We cannot allow ourselves to be overwhelmed and demoralized by Bushwa's bombs away. We must keep lighting those candles up on Dolores Park hill no matter how strong the wind whistles (although next time a little less "America, the Beautiful" would be more appropriate). We have to keep building the marches and lying down in the streets with the likes of Father Looie, the Dominican brother who kept jumping up and down at the emergency meeting at St. Boniface the other night to declare, "I'm on fire! I'm on fire!"

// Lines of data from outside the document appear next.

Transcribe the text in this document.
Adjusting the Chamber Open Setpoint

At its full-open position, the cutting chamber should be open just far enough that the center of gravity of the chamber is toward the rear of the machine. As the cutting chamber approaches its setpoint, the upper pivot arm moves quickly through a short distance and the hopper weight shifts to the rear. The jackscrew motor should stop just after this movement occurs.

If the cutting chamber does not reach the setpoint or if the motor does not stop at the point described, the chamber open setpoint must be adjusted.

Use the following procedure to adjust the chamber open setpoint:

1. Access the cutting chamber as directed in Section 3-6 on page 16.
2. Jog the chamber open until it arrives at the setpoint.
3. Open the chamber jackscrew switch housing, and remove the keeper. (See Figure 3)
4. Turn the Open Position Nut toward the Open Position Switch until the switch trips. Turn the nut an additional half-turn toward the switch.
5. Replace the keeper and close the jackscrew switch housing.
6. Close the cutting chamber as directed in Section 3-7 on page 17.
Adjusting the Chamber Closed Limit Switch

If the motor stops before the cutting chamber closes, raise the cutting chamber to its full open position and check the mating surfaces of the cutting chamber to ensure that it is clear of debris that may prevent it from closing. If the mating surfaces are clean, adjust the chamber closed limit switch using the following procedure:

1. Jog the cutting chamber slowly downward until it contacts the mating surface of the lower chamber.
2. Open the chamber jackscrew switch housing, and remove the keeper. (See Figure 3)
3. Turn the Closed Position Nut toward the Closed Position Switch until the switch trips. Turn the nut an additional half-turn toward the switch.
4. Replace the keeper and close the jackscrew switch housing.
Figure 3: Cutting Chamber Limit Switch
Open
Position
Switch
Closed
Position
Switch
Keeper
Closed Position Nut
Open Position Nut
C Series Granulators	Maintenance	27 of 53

On March 20th, the morning after the Bush death bombs began to rain down on Baghdad, thousands of demonstrators hit the streets of San Francisco, determined to shut this gleaming city down. All day we threw our bodies into downtown intersections and in front of freeway off-ramps, snarling traffic and impeding commerce. Hundreds of us descended on the Bechtel Corp., which has billion-buck contracts to reconstruct Iraq once Bush's bombers have deconstructed it. Father Looie was one of those arrested at the front door as he performed a Latin mass. My instant affinity group took the back doors, our arms locked to stop Bechtel from doing business as usual. By 10 a.m. management, frustrated by the blockade, had called the million-dollar-a-minute workday off.

I tell Father Looie that I am on fire too. I burn with shame at what the country on my passport has just done. I am on fire with rage and mourning for my comrades under Bush's bombs in Baghdad. And with pride, too, at the good work we have done. So far.

This is John Ross's eighth dispatch from one Baghdad or another.